We have both been discovering that this land where Jesus walked on foot is a lot smaller than either of us ever dreamed. In the afternoon we motored to the foot of the Mount of Transfiguration. Our driver refused to go up, but Eric insisted, flashing a bit of extra money at him. We went up the really bumpy track to the top, but saw nothing much there of significance.
We got out to sit peacefully on the ground while Eric told me a bit more of how Our Lord showed Himself in shining white to his followers, and Eric even flipped pages to read me about the Ascension, which he said could have happened here, too. It’s rather small for a mountain, more of a hill I thought, but clouds could have enveloped it, so perhaps He did choose to ascend to His Father on this very spot.
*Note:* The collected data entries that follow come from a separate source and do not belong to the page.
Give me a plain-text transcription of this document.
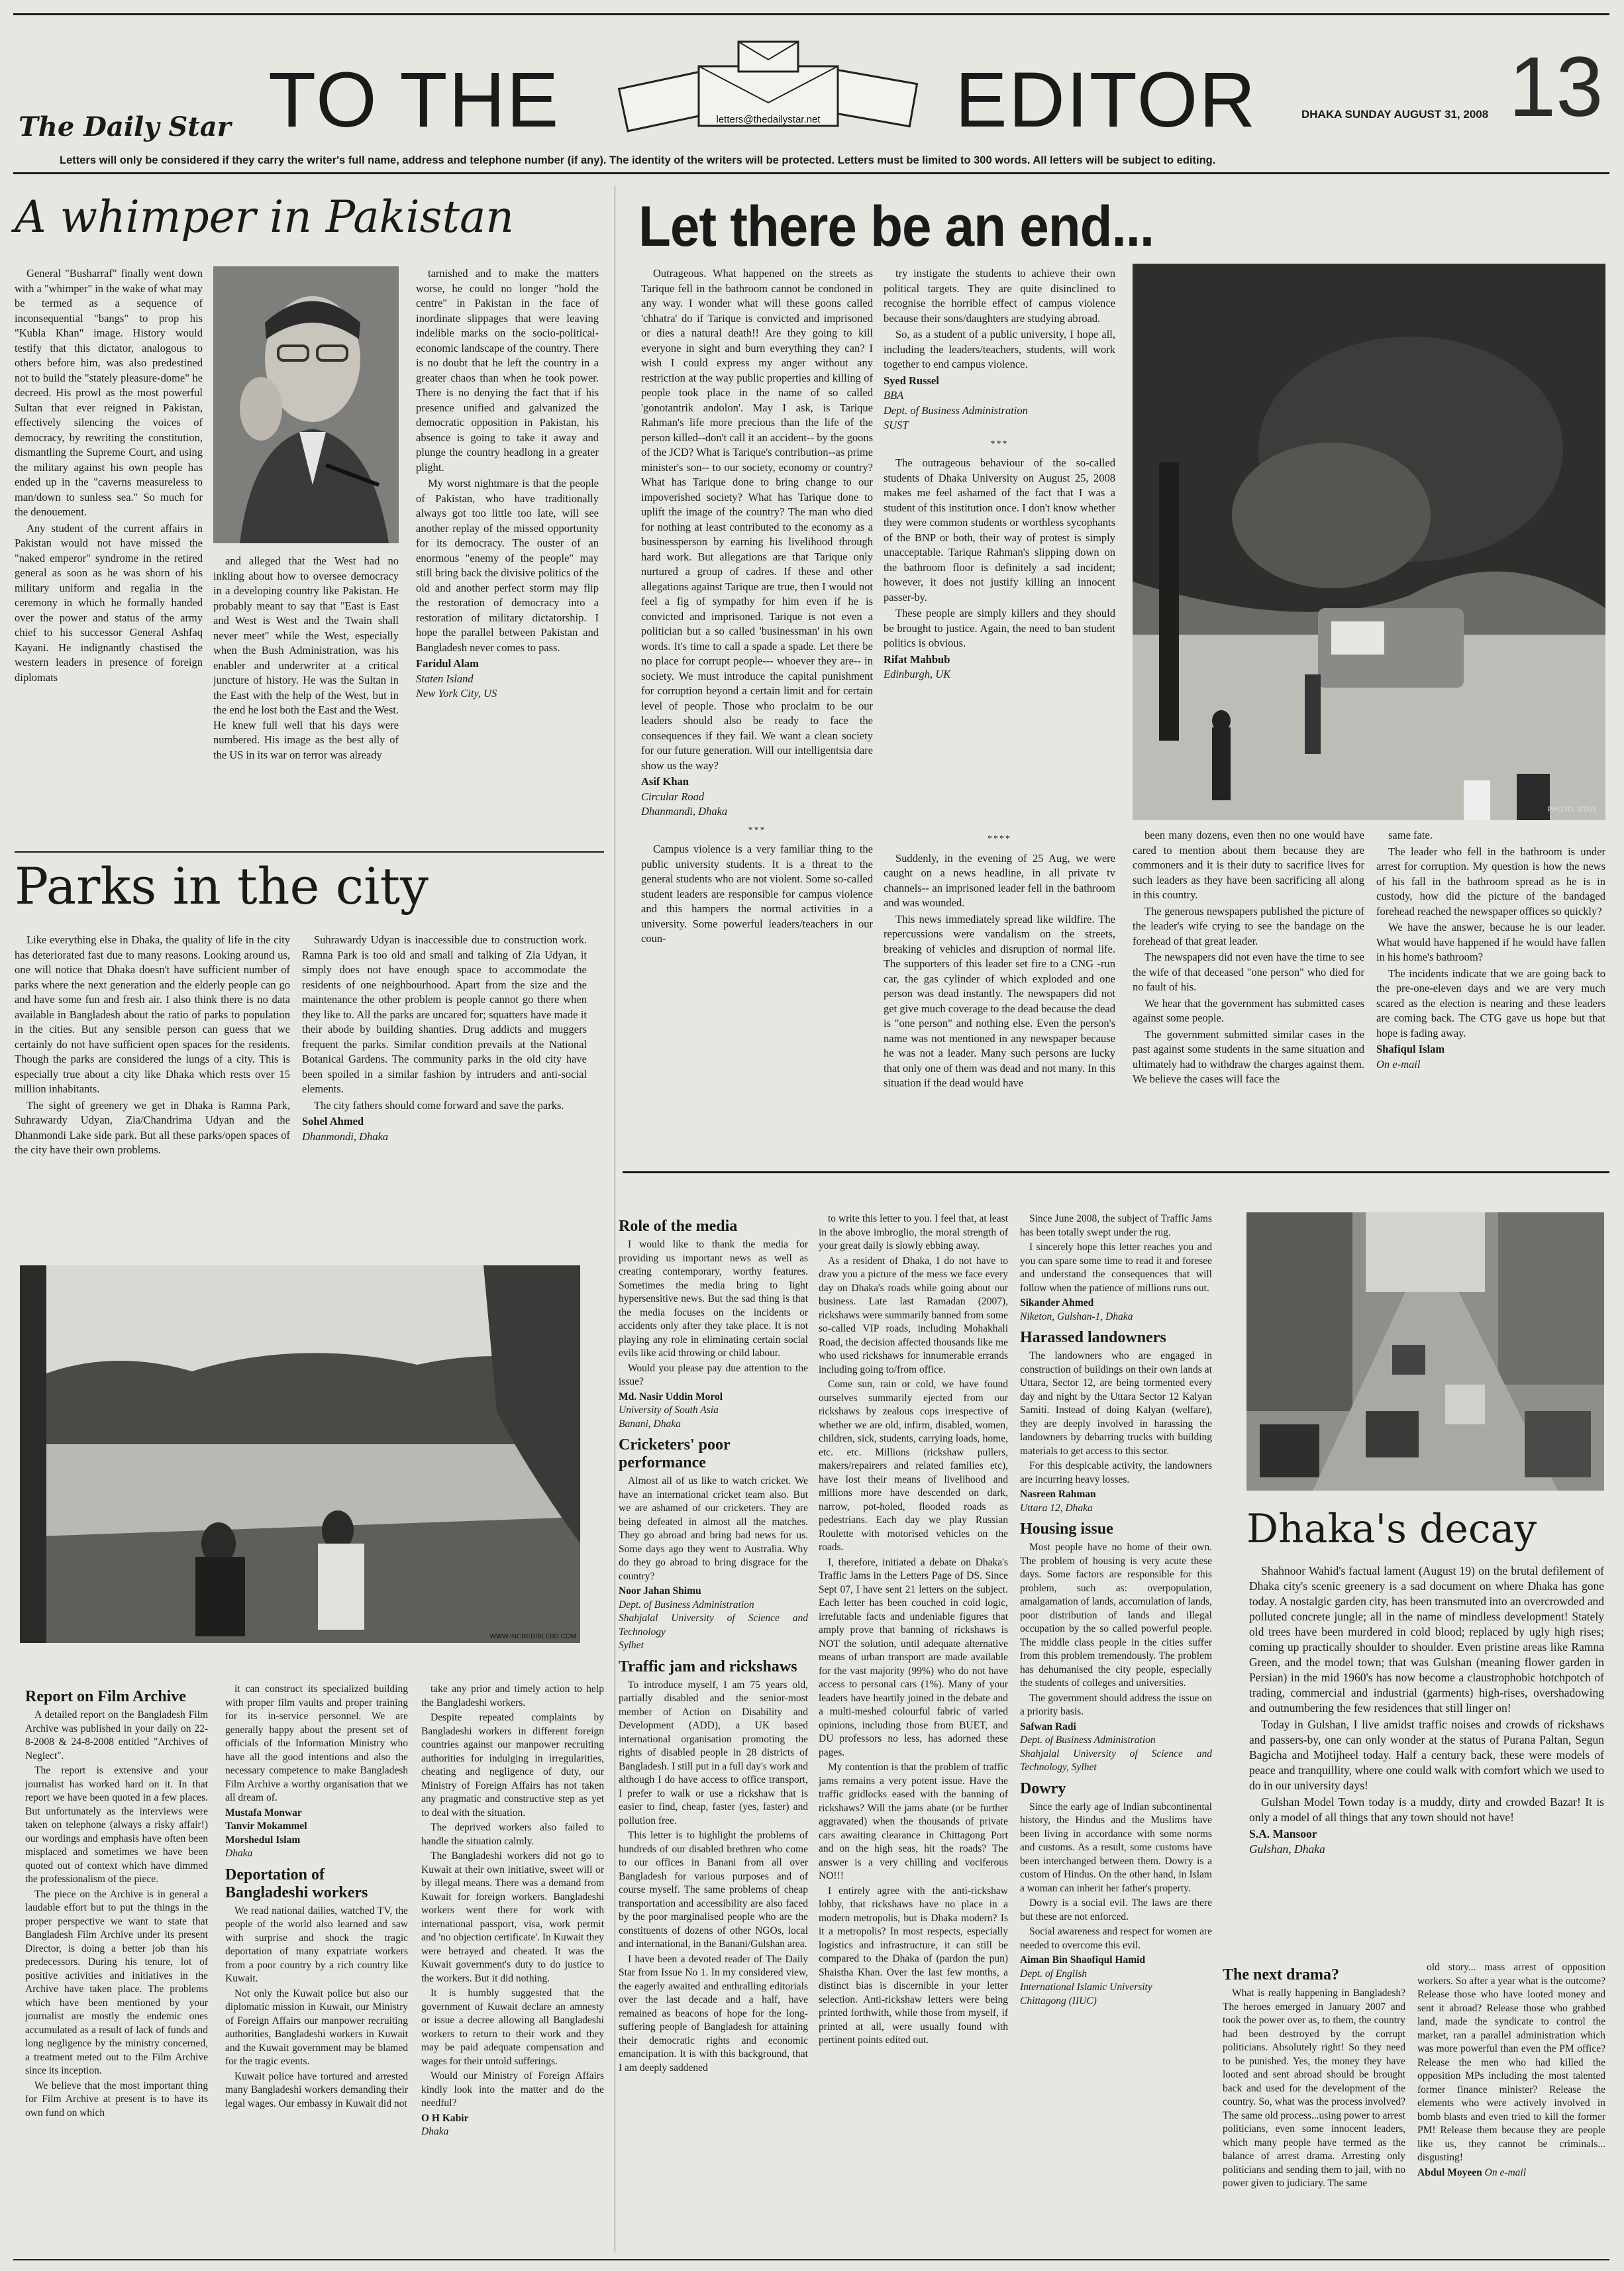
The Daily Star TO THE	letters@thedailystar.net EDITOR	DHAKA SUNDAY AUGUST 31, 2008 13
Letters will only be considered if they carry the writer's full name, address and telephone number (if any). The identity of the writers will be protected. Letters must be limited to 300 words. All letters will be subject to editing.
A whimper in Pakistan

General "Busharraf" finally went down with a "whimper" in the wake of what may be termed as a sequence of inconsequential "bangs" to prop his "Kubla Khan" image. History would testify that this dictator, analogous to others before him, was also predestined not to build the "stately pleasure-dome" he decreed. His prowl as the most powerful Sultan that ever reigned in Pakistan, effectively silencing the voices of democracy, by rewriting the constitution, dismantling the Supreme Court, and using the military against his own people has ended up in the "caverns measureless to man/down to sunless sea." So much for the denouement.

Any student of the current affairs in Pakistan would not have missed the "naked emperor" syndrome in the retired general as soon as he was shorn of his military uniform and regalia in the ceremony in which he formally handed over the power and status of the army chief to his successor General Ashfaq Kayani. He indignantly chastised the western leaders in presence of foreign diplomats

and alleged that the West had no inkling about how to oversee democracy in a developing country like Pakistan. He probably meant to say that "East is East and West is West and the Twain shall never meet" while the West, especially when the Bush Administration, was his enabler and underwriter at a critical juncture of history. He was the Sultan in the East with the help of the West, but in the end he lost both the East and the West. He knew full well that his days were numbered. His image as the best ally of the US in its war on terror was already

tarnished and to make the matters worse, he could no longer "hold the centre" in Pakistan in the face of inordinate slippages that were leaving indelible marks on the socio-political-economic landscape of the country. There is no doubt that he left the country in a greater chaos than when he took power. There is no denying the fact that if his presence unified and galvanized the democratic opposition in Pakistan, his absence is going to take it away and plunge the country headlong in a greater plight.

My worst nightmare is that the people of Pakistan, who have traditionally always got too little too late, will see another replay of the missed opportunity for its democracy. The ouster of an enormous "enemy of the people" may still bring back the divisive politics of the old and another perfect storm may flip the restoration of democracy into a restoration of military dictatorship. I hope the parallel between Pakistan and Bangladesh never comes to pass.

Faridul Alam

Staten Island

New York City, US

Parks in the city

Like everything else in Dhaka, the quality of life in the city has deteriorated fast due to many reasons. Looking around us, one will notice that Dhaka doesn't have sufficient number of parks where the next generation and the elderly people can go and have some fun and fresh air. I also think there is no data available in Bangladesh about the ratio of parks to population in the cities. But any sensible person can guess that we certainly do not have sufficient open spaces for the residents. Though the parks are considered the lungs of a city. This is especially true about a city like Dhaka which rests over 15 million inhabitants.

The sight of greenery we get in Dhaka is Ramna Park, Suhrawardy Udyan, Zia/Chandrima Udyan and the Dhanmondi Lake side park. But all these parks/open spaces of the city have their own problems.

Suhrawardy Udyan is inaccessible due to construction work. Ramna Park is too old and small and talking of Zia Udyan, it simply does not have enough space to accommodate the residents of one neighbourhood. Apart from the size and the maintenance the other problem is people cannot go there when they like to. All the parks are uncared for; squatters have made it their abode by building shanties. Drug addicts and muggers frequent the parks. Similar condition prevails at the National Botanical Gardens. The community parks in the old city have been spoiled in a similar fashion by intruders and anti-social elements.

The city fathers should come forward and save the parks.

Sohel Ahmed

Dhanmondi, Dhaka

WWW.INCREDIBLEBD.COM
Let there be an end...

Outrageous. What happened on the streets as Tarique fell in the bathroom cannot be condoned in any way. I wonder what will these goons called 'chhatra' do if Tarique is convicted and imprisoned or dies a natural death!! Are they going to kill everyone in sight and burn everything they can? I wish I could express my anger without any restriction at the way public properties and killing of people took place in the name of so called 'gonotantrik andolon'. May I ask, is Tarique Rahman's life more precious than the life of the person killed--don't call it an accident-- by the goons of the JCD? What is Tarique's contribution--as prime minister's son-- to our society, economy or country? What has Tarique done to bring change to our impoverished society? What has Tarique done to uplift the image of the country? The man who died for nothing at least contributed to the economy as a businessperson by earning his livelihood through hard work. But allegations are that Tarique only nurtured a group of cadres. If these and other allegations against Tarique are true, then I would not feel a fig of sympathy for him even if he is convicted and imprisoned. Tarique is not even a politician but a so called 'businessman' in his own words. It's time to call a spade a spade. Let there be no place for corrupt people--- whoever they are-- in society. We must introduce the capital punishment for corruption beyond a certain limit and for certain level of people. Those who proclaim to be our leaders should also be ready to face the consequences if they fail. We want a clean society for our future generation. Will our intelligentsia dare show us the way?

Asif Khan

Circular Road

Dhanmandi, Dhaka

***

Campus violence is a very familiar thing to the public university students. It is a threat to the general students who are not violent. Some so-called student leaders are responsible for campus violence and this hampers the normal activities in a university. Some powerful leaders/teachers in our coun-

try instigate the students to achieve their own political targets. They are quite disinclined to recognise the horrible effect of campus violence because their sons/daughters are studying abroad.

So, as a student of a public university, I hope all, including the leaders/teachers, students, will work together to end campus violence.

Syed Russel

BBA

Dept. of Business Administration

SUST

***

The outrageous behaviour of the so-called students of Dhaka University on August 25, 2008 makes me feel ashamed of the fact that I was a student of this institution once. I don't know whether they were common students or worthless sycophants of the BNP or both, their way of protest is simply unacceptable. Tarique Rahman's slipping down on the bathroom floor is definitely a sad incident; however, it does not justify killing an innocent passer-by.

These people are simply killers and they should be brought to justice. Again, the need to ban student politics is obvious.

Rifat Mahbub

Edinburgh, UK

PHOTO: STAR

****

Suddenly, in the evening of 25 Aug, we were caught on a news headline, in all private tv channels-- an imprisoned leader fell in the bathroom and was wounded.

This news immediately spread like wildfire. The repercussions were vandalism on the streets, breaking of vehicles and disruption of normal life. The supporters of this leader set fire to a CNG -run car, the gas cylinder of which exploded and one person was dead instantly. The newspapers did not get give much coverage to the dead because the dead is "one person" and nothing else. Even the person's name was not mentioned in any newspaper because he was not a leader. Many such persons are lucky that only one of them was dead and not many. In this situation if the dead would have

been many dozens, even then no one would have cared to mention about them because they are commoners and it is their duty to sacrifice lives for such leaders as they have been sacrificing all along in this country.

The generous newspapers published the picture of the leader's wife crying to see the bandage on the forehead of that great leader.

The newspapers did not even have the time to see the wife of that deceased "one person" who died for no fault of his.

We hear that the government has submitted cases against some people.

The government submitted similar cases in the past against some students in the same situation and ultimately had to withdraw the charges against them. We believe the cases will face the

same fate.

The leader who fell in the bathroom is under arrest for corruption. My question is how the news of his fall in the bathroom spread as he is in custody, how did the picture of the bandaged forehead reached the newspaper offices so quickly?

We have the answer, because he is our leader. What would have happened if he would have fallen in his home's bathroom?

The incidents indicate that we are going back to the pre-one-eleven days and we are very much scared as the election is nearing and these leaders are coming back. The CTG gave us hope but that hope is fading away.

Shafiqul Islam

On e-mail

Report on Film Archive

A detailed report on the Bangladesh Film Archive was published in your daily on 22-8-2008 & 24-8-2008 entitled "Archives of Neglect".

The report is extensive and your journalist has worked hard on it. In that report we have been quoted in a few places. But unfortunately as the interviews were taken on telephone (always a risky affair!) our wordings and emphasis have often been misplaced and sometimes we have been quoted out of context which have dimmed the professionalism of the piece.

The piece on the Archive is in general a laudable effort but to put the things in the proper perspective we want to state that Bangladesh Film Archive under its present Director, is doing a better job than his predecessors. During his tenure, lot of positive activities and initiatives in the Archive have taken place. The problems which have been mentioned by your journalist are mostly the endemic ones accumulated as a result of lack of funds and long negligence by the ministry concerned, a treatment meted out to the Film Archive since its inception.

We believe that the most important thing for Film Archive at present is to have its own fund on which

it can construct its specialized building with proper film vaults and proper training for its in-service personnel. We are generally happy about the present set of officials of the Information Ministry who have all the good intentions and also the necessary competence to make Bangladesh Film Archive a worthy organisation that we all dream of.

Mustafa Monwar

Tanvir Mokammel

Morshedul Islam

Dhaka

Deportation of Bangladeshi workers

We read national dailies, watched TV, the people of the world also learned and saw with surprise and shock the tragic deportation of many expatriate workers from a poor country by a rich country like Kuwait.

Not only the Kuwait police but also our diplomatic mission in Kuwait, our Ministry of Foreign Affairs our manpower recruiting authorities, Bangladeshi workers in Kuwait and the Kuwait government may be blamed for the tragic events.

Kuwait police have tortured and arrested many Bangladeshi workers demanding their legal wages. Our embassy in Kuwait did not

take any prior and timely action to help the Bangladeshi workers.

Despite repeated complaints by Bangladeshi workers in different foreign countries against our manpower recruiting authorities for indulging in irregularities, cheating and negligence of duty, our Ministry of Foreign Affairs has not taken any pragmatic and constructive step as yet to deal with the situation.

The deprived workers also failed to handle the situation calmly.

The Bangladeshi workers did not go to Kuwait at their own initiative, sweet will or by illegal means. There was a demand from Kuwait for foreign workers. Bangladeshi workers went there for work with international passport, visa, work permit and 'no objection certificate'. In Kuwait they were betrayed and cheated. It was the Kuwait government's duty to do justice to the workers. But it did nothing.

It is humbly suggested that the government of Kuwait declare an amnesty or issue a decree allowing all Bangladeshi workers to return to their work and they may be paid adequate compensation and wages for their untold sufferings.

Would our Ministry of Foreign Affairs kindly look into the matter and do the needful?

O H Kabir

Dhaka

Role of the media

I would like to thank the media for providing us important news as well as creating contemporary, worthy features. Sometimes the media bring to light hypersensitive news. But the sad thing is that the media focuses on the incidents or accidents only after they take place. It is not playing any role in eliminating certain social evils like acid throwing or child labour.

Would you please pay due attention to the issue?

Md. Nasir Uddin Morol

University of South Asia

Banani, Dhaka

Cricketers' poor performance

Almost all of us like to watch cricket. We have an international cricket team also. But we are ashamed of our cricketers. They are being defeated in almost all the matches. They go abroad and bring bad news for us. Some days ago they went to Australia. Why do they go abroad to bring disgrace for the country?

Noor Jahan Shimu

Dept. of Business Administration

Shahjalal University of Science and Technology

Sylhet

Traffic jam and rickshaws

To introduce myself, I am 75 years old, partially disabled and the senior-most member of Action on Disability and Development (ADD), a UK based international organisation promoting the rights of disabled people in 28 districts of Bangladesh. I still put in a full day's work and although I do have access to office transport, I prefer to walk or use a rickshaw that is easier to find, cheap, faster (yes, faster) and pollution free.

This letter is to highlight the problems of hundreds of our disabled brethren who come to our offices in Banani from all over Bangladesh for various purposes and of course myself. The same problems of cheap transportation and accessibility are also faced by the poor marginalised people who are the constituents of dozens of other NGOs, local and international, in the Banani/Gulshan area.

I have been a devoted reader of The Daily Star from Issue No 1. In my considered view, the eagerly awaited and enthralling editorials over the last decade and a half, have remained as beacons of hope for the long-suffering people of Bangladesh for attaining their democratic rights and economic emancipation. It is with this background, that I am deeply saddened

to write this letter to you. I feel that, at least in the above imbroglio, the moral strength of your great daily is slowly ebbing away.

As a resident of Dhaka, I do not have to draw you a picture of the mess we face every day on Dhaka's roads while going about our business. Late last Ramadan (2007), rickshaws were summarily banned from some so-called VIP roads, including Mohakhali Road, the decision affected thousands like me who used rickshaws for innumerable errands including going to/from office.

Come sun, rain or cold, we have found ourselves summarily ejected from our rickshaws by zealous cops irrespective of whether we are old, infirm, disabled, women, children, sick, students, carrying loads, home, etc. etc. Millions (rickshaw pullers, makers/repairers and related families etc), have lost their means of livelihood and millions more have descended on dark, narrow, pot-holed, flooded roads as pedestrians. Each day we play Russian Roulette with motorised vehicles on the roads.

I, therefore, initiated a debate on Dhaka's Traffic Jams in the Letters Page of DS. Since Sept 07, I have sent 21 letters on the subject. Each letter has been couched in cold logic, irrefutable facts and undeniable figures that amply prove that banning of rickshaws is NOT the solution, until adequate alternative means of urban transport are made available for the vast majority (99%) who do not have access to personal cars (1%). Many of your leaders have heartily joined in the debate and a multi-meshed colourful fabric of varied opinions, including those from BUET, and DU professors no less, has adorned these pages.

My contention is that the problem of traffic jams remains a very potent issue. Have the traffic gridlocks eased with the banning of rickshaws? Will the jams abate (or be further aggravated) when the thousands of private cars awaiting clearance in Chittagong Port and on the high seas, hit the roads? The answer is a very chilling and vociferous NO!!!

I entirely agree with the anti-rickshaw lobby, that rickshaws have no place in a modern metropolis, but is Dhaka modern? Is it a metropolis? In most respects, especially logistics and infrastructure, it can still be compared to the Dhaka of (pardon the pun) Shaistha Khan. Over the last few months, a distinct bias is discernible in your letter selection. Anti-rickshaw letters were being printed forthwith, while those from myself, if printed at all, were usually found with pertinent points edited out.

Since June 2008, the subject of Traffic Jams has been totally swept under the rug.

I sincerely hope this letter reaches you and you can spare some time to read it and foresee and understand the consequences that will follow when the patience of millions runs out.

Sikander Ahmed

Niketon, Gulshan-1, Dhaka

Harassed landowners

The landowners who are engaged in construction of buildings on their own lands at Uttara, Sector 12, are being tormented every day and night by the Uttara Sector 12 Kalyan Samiti. Instead of doing Kalyan (welfare), they are deeply involved in harassing the landowners by debarring trucks with building materials to get access to this sector.

For this despicable activity, the landowners are incurring heavy losses.

Nasreen Rahman

Uttara 12, Dhaka

Housing issue

Most people have no home of their own. The problem of housing is very acute these days. Some factors are responsible for this problem, such as: overpopulation, amalgamation of lands, accumulation of lands, poor distribution of lands and illegal occupation by the so called powerful people. The middle class people in the cities suffer from this problem tremendously. The problem has dehumanised the city people, especially the students of colleges and universities.

The government should address the issue on a priority basis.

Safwan Radi

Dept. of Business Administration

Shahjalal University of Science and Technology, Sylhet

Dowry

Since the early age of Indian subcontinental history, the Hindus and the Muslims have been living in accordance with some norms and customs. As a result, some customs have been interchanged between them. Dowry is a custom of Hindus. On the other hand, in Islam a woman can inherit her father's property.

Dowry is a social evil. The laws are there but these are not enforced.

Social awareness and respect for women are needed to overcome this evil.

Aiman Bin Shaofiqul Hamid

Dept. of English

International Islamic University

Chittagong (IIUC)

Dhaka's decay

Shahnoor Wahid's factual lament (August 19) on the brutal defilement of Dhaka city's scenic greenery is a sad document on where Dhaka has gone today. A nostalgic garden city, has been transmuted into an overcrowded and polluted concrete jungle; all in the name of mindless development! Stately old trees have been murdered in cold blood; replaced by ugly high rises; coming up practically shoulder to shoulder. Even pristine areas like Ramna Green, and the model town; that was Gulshan (meaning flower garden in Persian) in the mid 1960's has now become a claustrophobic hotchpotch of trading, commercial and industrial (garments) high-rises, overshadowing and outnumbering the few residences that still linger on!

Today in Gulshan, I live amidst traffic noises and crowds of rickshaws and passers-by, one can only wonder at the status of Purana Paltan, Segun Bagicha and Motijheel today. Half a century back, these were models of peace and tranquillity, where one could walk with comfort which we used to do in our university days!

Gulshan Model Town today is a muddy, dirty and crowded Bazar! It is only a model of all things that any town should not have!

S.A. Mansoor

Gulshan, Dhaka

The next drama?

What is really happening in Bangladesh? The heroes emerged in January 2007 and took the power over as, to them, the country had been destroyed by the corrupt politicians. Absolutely right! So they need to be punished. Yes, the money they have looted and sent abroad should be brought back and used for the development of the country. So, what was the process involved? The same old process...using power to arrest politicians, even some innocent leaders, which many people have termed as the balance of arrest drama. Arresting only politicians and sending them to jail, with no power given to judiciary. The same

old story... mass arrest of opposition workers. So after a year what is the outcome? Release those who have looted money and sent it abroad? Release those who grabbed land, made the syndicate to control the market, ran a parallel administration which was more powerful than even the PM office? Release the men who had killed the opposition MPs including the most talented former finance minister? Release the elements who were actively involved in bomb blasts and even tried to kill the former PM! Release them because they are people like us, they cannot be criminals... disgusting!

Abdul Moyeen On e-mail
I had intended my journal to be written daily. But so much has been happening, I’m afraid I’ve only managed to do it in pieces. Evenings after dinner, we spend in the lounge around a good fire, Eric waxing again about what we had discovered during the day and what we might discover the next. And, because this is a private journal, I can write that our nights have been thrilling: Eric seems possessed of a spiritual and physical energy in lovemaking that leaves me breathless, night after night.
PART FOUR: 1930
C H A P T E R E I G H T E E N
On Thursday early in April, a group of well-dressed figures waited in Windsor Station, Montreal for the train from New York. In clerical garb, Canon John Alford stood beside his taller, heavy-set son, Gerald, now a well-known lawyer. Eric’s diminutive sister Jean and her dapper husband Bert had brought their car to collect the arrivals and chauffeur them back to the apartment on Sherbrooke Street. Their talk, muted, anticipatory, awaited the return of the prodigal son and the dancer about whom, so often and so glowingly, Eric had written to his sister, his brother and, as they had heard, his parents at the Old Homestead.
Before long the train with great clouds of steam screeched into this palatial station built by the Canadian Pacific Railroad in downtown Montreal. The New York passengers streamed through the wrought-iron gates and finally when it seemed as though they might not even be on the train, Eric and Rene arrived with a porter pushing his cart with their few bags.